We are quick to tell everyone how to effectively communicate change, but we are not as vocal when it comes to how NOT to communicate the change.
According to Eric Zackrison there are four approaches to avoid communicating the change:
- Spray and pray – This is when leaders give too much “nothing” information and expect that employees must sift through all the info and extract what they think is relevant and necessary to know. This can cause people to feel like they don’t have the information they need to embrace the change management process. This can lead to confusion whilst it leaves the employees unsatisfied and disillusioned.
- Uphold and Withhold approach – Leaders release zero information and forbid employees to ask questions. The employees then feel disempowered and dissatisfied and the rumour mills take over. This is not conducive to organizational goals and limits the success of the change management process.

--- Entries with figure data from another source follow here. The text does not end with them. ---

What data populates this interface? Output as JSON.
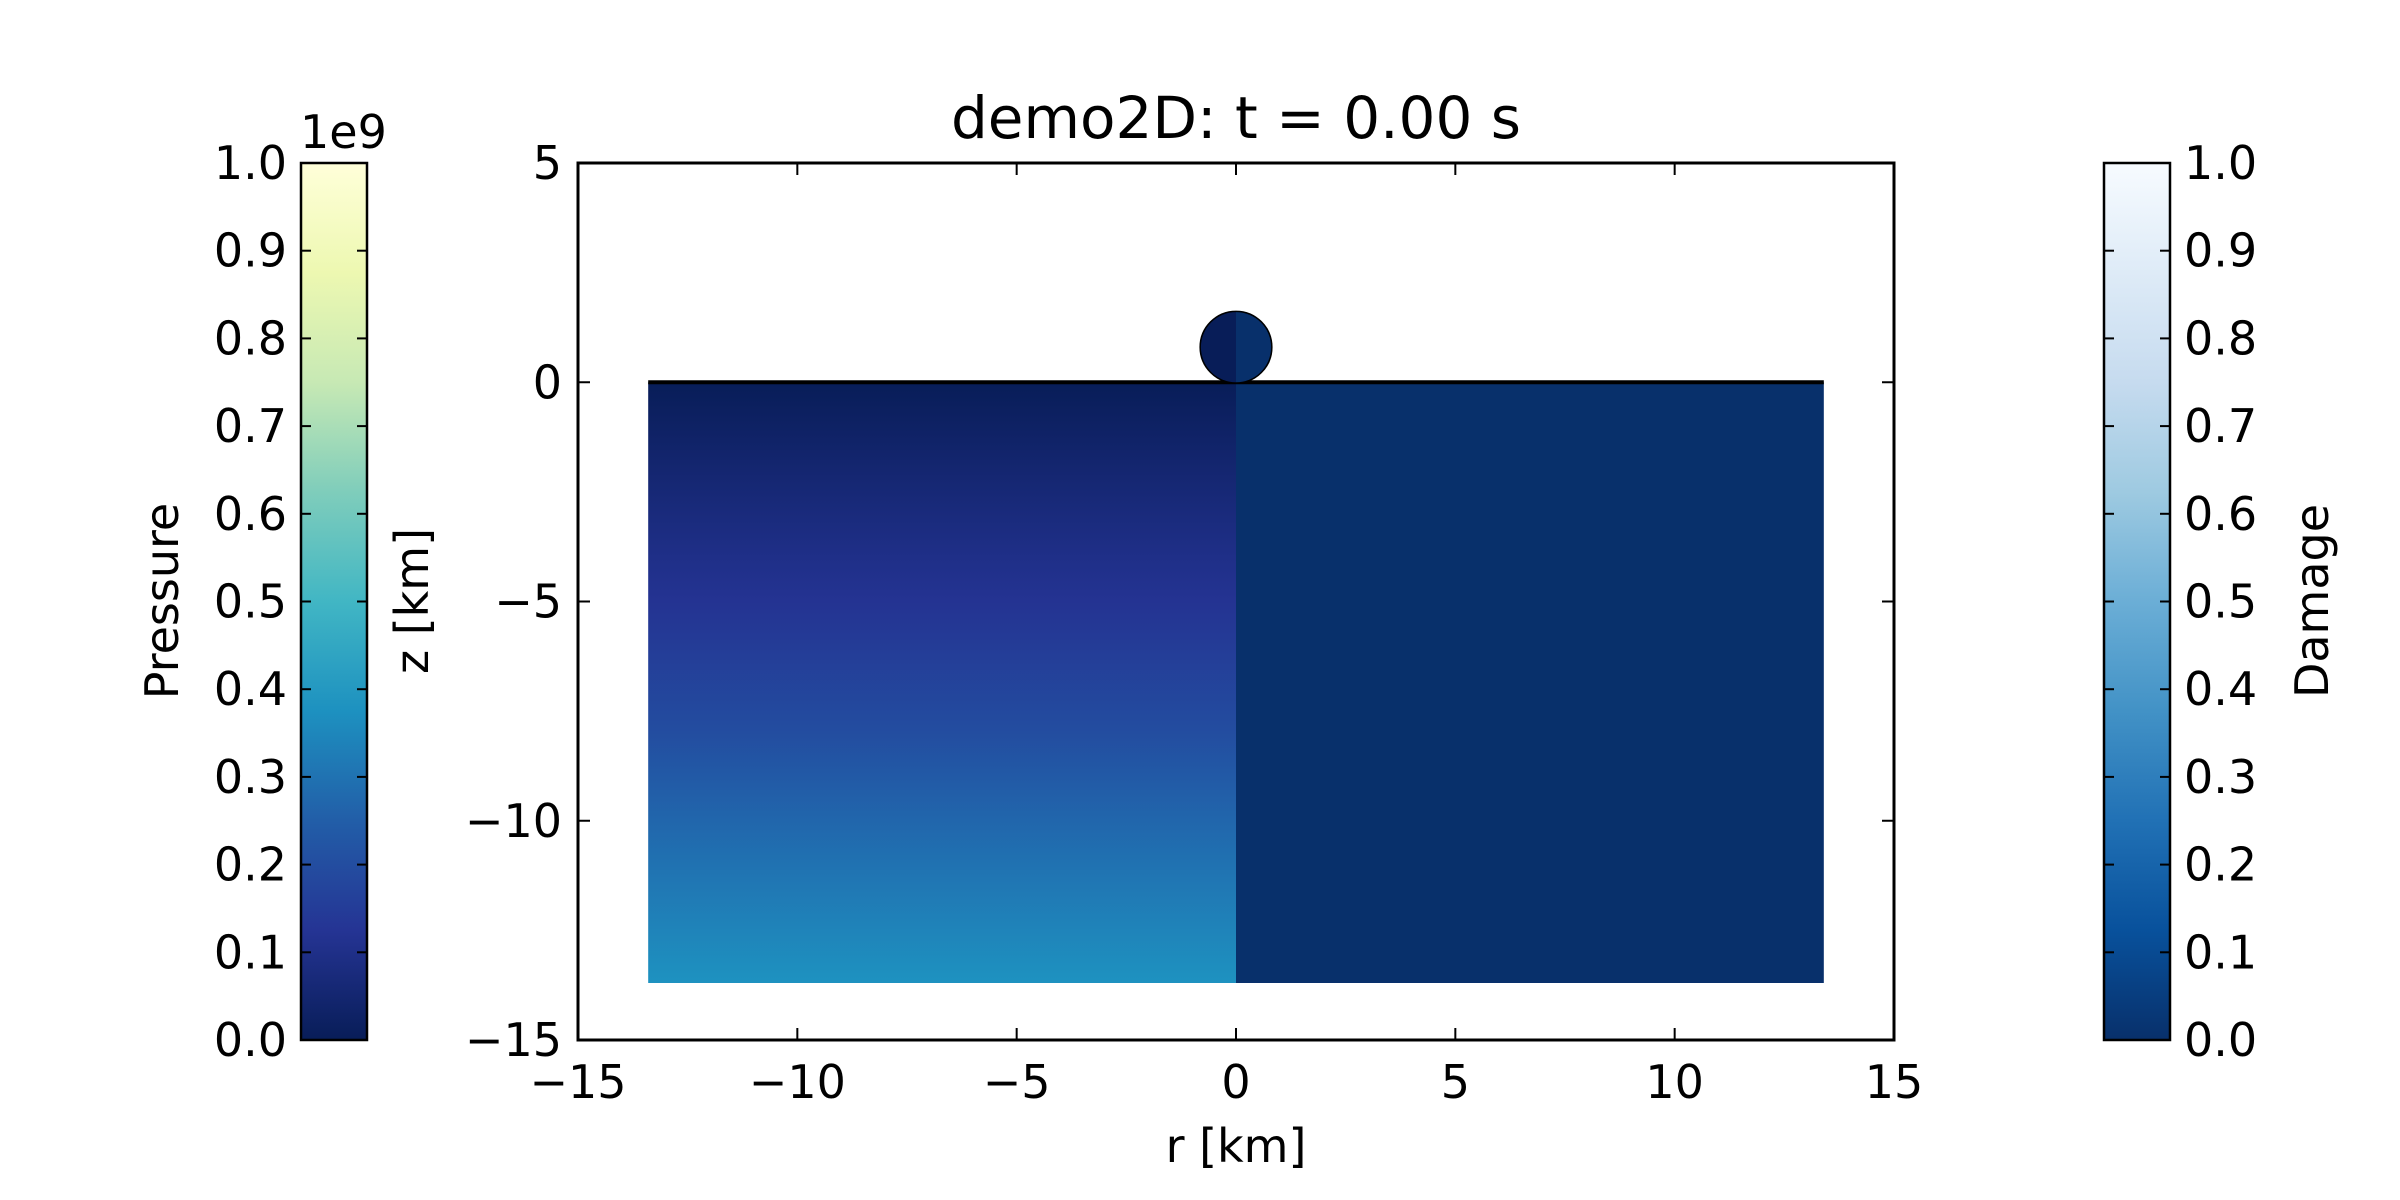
{
  "chart_data": {
    "type": "heatmap",
    "title": "demo2D: t =  0.00 s",
    "xlabel": "r [km]",
    "ylabel": "z [km]",
    "xlim": [
      -15,
      15
    ],
    "ylim": [
      -15,
      5
    ],
    "xticks": [
      -15,
      -10,
      -5,
      0,
      5,
      10,
      15
    ],
    "yticks": [
      -15,
      -10,
      -5,
      0,
      5
    ],
    "x_tick_labels": [
      "−15",
      "−10",
      "−5",
      "0",
      "5",
      "10",
      "15"
    ],
    "y_tick_labels": [
      "−15",
      "−10",
      "−5",
      "0",
      "5"
    ],
    "grid": false,
    "domain": {
      "r_range": [
        -13.4,
        13.4
      ],
      "z_range": [
        -13.7,
        0
      ]
    },
    "impactor": {
      "center_r": 0,
      "center_z": 0.8,
      "radius": 0.8
    },
    "fields": [
      {
        "name": "Pressure",
        "half": "left",
        "unit_multiplier": "1e9",
        "profile_z": [
          0,
          -2,
          -4,
          -5,
          -8,
          -10,
          -13.7
        ],
        "profile_value": [
          0.0,
          0.05,
          0.1,
          0.12,
          0.2,
          0.27,
          0.38
        ]
      },
      {
        "name": "Damage",
        "half": "right",
        "uniform_value": 0.0
      }
    ],
    "colorbars": [
      {
        "label": "Pressure",
        "offset_text": "1e9",
        "range": [
          0,
          1
        ],
        "tick_labels": [
          "0.0",
          "0.1",
          "0.2",
          "0.3",
          "0.4",
          "0.5",
          "0.6",
          "0.7",
          "0.8",
          "0.9",
          "1.0"
        ],
        "colormap": "YlGnBu_r",
        "stops": [
          "#081d58",
          "#253494",
          "#225ea8",
          "#1d91c0",
          "#41b6c4",
          "#7fcdbb",
          "#c7e9b4",
          "#edf8b1",
          "#ffffd9"
        ]
      },
      {
        "label": "Damage",
        "range": [
          0,
          1
        ],
        "tick_labels": [
          "0.0",
          "0.1",
          "0.2",
          "0.3",
          "0.4",
          "0.5",
          "0.6",
          "0.7",
          "0.8",
          "0.9",
          "1.0"
        ],
        "colormap": "Blues_r",
        "stops": [
          "#08306b",
          "#08519c",
          "#2171b5",
          "#4292c6",
          "#6baed6",
          "#9ecae1",
          "#c6dbef",
          "#deebf7",
          "#f7fbff"
        ]
      }
    ]
  }
}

- Tell and sell approach – Leaders tell the employees what they think is important and they try and convince the people of that information. You will lose the employee’s buy-in and the change process has a good chance to fail.
- Identify and reply approach – The leaders sit and wait for the employees to ask questions and only THEN do they reply with the information, ONLY about the questions asked. This leads to incomplete information and essential detail are then left out. Once again the rumour mills start working overtime.
One of the keys to good change management communication is having a clear plan for WHAT information gets shared to WHOM and HOW. Leaders must ask their communication managers to assist in structuring the messages to avoid the pitfalls mentioned above.